Matt, inseparable as always from his computer, opened the laptop
. “No signal here, either,” he said.
“No wireless Internet, at all, unless you’re on the base. The cell service is shaky, too. From what I hear, the Kurdish government has had a hand in scrambling the signals.”
“What about a dial-up connection?” Matt asked.
“Maybe. You’ll want to check with the attendant in the lobby,” Ken suggested. “And I’d be careful.”
There were a few leads on Rahaf that Matt had told him about at the end of the flight. Austyn knew that the other agent was impatient to report the information they’d gathered back to the team in Washington and get someone working on it.
As Matt went back inside, Austyn looked around him. A white SUV with large light-blue UN letters on the hood and the side was parked across the street. A couple of peace-keepers wearing soft caps were laughing with a street vendor selling pistachios a few steps down the sidewalk. Austyn realized that the soldiers weren’t armed.
“Your first time here?” Ken asked.
“My first time in Iraq,” Austyn answered.
“You’re lucky. This is a good place to start.”
There were no questions asked, no menus brought out. Not even a minute after they’d sat down, tea served in small clear glasses sitting on white saucers appeared before them.
“You have to tell them specifically if you want coffee,” Ken told him.
“Tea is fine with me.”
“And they won’t bring out any sugar, either, since it’s rationed, unless you ask,” Ken continued.

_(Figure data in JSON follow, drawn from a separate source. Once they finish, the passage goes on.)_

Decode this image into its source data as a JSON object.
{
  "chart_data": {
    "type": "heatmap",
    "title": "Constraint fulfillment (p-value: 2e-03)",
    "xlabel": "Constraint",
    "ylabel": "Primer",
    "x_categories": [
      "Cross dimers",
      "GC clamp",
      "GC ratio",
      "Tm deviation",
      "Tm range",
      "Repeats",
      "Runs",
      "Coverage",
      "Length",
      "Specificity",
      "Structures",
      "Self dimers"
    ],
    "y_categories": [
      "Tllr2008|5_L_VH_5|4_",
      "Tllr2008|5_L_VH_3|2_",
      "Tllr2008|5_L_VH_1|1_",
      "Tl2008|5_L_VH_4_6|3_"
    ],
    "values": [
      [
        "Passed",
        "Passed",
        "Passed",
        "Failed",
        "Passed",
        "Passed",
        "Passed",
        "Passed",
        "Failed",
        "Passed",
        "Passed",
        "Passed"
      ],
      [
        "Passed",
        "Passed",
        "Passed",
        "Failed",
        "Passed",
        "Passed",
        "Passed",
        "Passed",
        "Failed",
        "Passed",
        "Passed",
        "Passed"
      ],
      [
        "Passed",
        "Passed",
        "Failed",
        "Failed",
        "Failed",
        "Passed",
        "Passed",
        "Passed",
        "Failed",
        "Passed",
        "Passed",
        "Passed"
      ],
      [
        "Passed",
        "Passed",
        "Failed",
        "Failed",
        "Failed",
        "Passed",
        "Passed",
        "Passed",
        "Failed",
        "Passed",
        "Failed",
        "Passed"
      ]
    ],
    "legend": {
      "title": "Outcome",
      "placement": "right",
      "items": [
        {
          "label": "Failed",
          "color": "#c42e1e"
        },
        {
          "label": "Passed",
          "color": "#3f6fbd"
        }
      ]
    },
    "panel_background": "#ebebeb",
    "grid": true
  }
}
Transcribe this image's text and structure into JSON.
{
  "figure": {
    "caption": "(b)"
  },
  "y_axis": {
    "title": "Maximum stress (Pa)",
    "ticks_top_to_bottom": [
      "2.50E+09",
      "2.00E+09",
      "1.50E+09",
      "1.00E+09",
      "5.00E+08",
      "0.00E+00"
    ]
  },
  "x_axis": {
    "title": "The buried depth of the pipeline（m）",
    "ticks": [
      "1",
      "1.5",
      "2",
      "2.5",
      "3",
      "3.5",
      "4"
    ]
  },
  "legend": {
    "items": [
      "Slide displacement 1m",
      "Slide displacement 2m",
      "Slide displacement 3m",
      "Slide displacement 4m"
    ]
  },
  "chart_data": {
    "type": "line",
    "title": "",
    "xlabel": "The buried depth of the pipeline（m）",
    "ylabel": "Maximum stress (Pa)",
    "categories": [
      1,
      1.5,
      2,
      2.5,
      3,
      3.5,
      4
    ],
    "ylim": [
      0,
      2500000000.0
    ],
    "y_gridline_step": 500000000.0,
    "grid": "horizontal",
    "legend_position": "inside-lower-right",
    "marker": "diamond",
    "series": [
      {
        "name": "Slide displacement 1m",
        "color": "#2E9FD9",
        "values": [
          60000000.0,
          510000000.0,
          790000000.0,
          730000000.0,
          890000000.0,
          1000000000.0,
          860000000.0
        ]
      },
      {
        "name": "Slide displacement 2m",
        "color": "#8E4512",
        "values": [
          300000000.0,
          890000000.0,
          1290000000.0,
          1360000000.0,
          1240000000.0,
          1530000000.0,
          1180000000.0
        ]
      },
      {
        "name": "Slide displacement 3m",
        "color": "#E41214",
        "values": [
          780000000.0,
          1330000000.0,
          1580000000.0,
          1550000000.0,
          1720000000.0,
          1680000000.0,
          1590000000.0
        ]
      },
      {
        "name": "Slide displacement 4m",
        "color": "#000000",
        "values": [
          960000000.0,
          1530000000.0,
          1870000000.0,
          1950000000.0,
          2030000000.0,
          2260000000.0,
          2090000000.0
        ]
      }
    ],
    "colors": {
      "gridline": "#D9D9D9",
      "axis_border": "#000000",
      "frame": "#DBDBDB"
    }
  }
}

“This is fine, the way it is,” Austyn said, taking a sip of the hot tea. It was strong. He noticed that the saucer under Ken’s tea had a couple of sugar cubes on it. A regular customer, Austyn figured.
A cart carrying propane tanks on the back slowly went by.
“I assume those tanks are empty,” Austyn said.
“No, they’re probably full.”
Every news report from Iraq, it seemed, had to do with some bombing and a rapidly growing number of fatalities. Austyn looked around them, thinking about security. Those tanks could cause a pretty good explosion.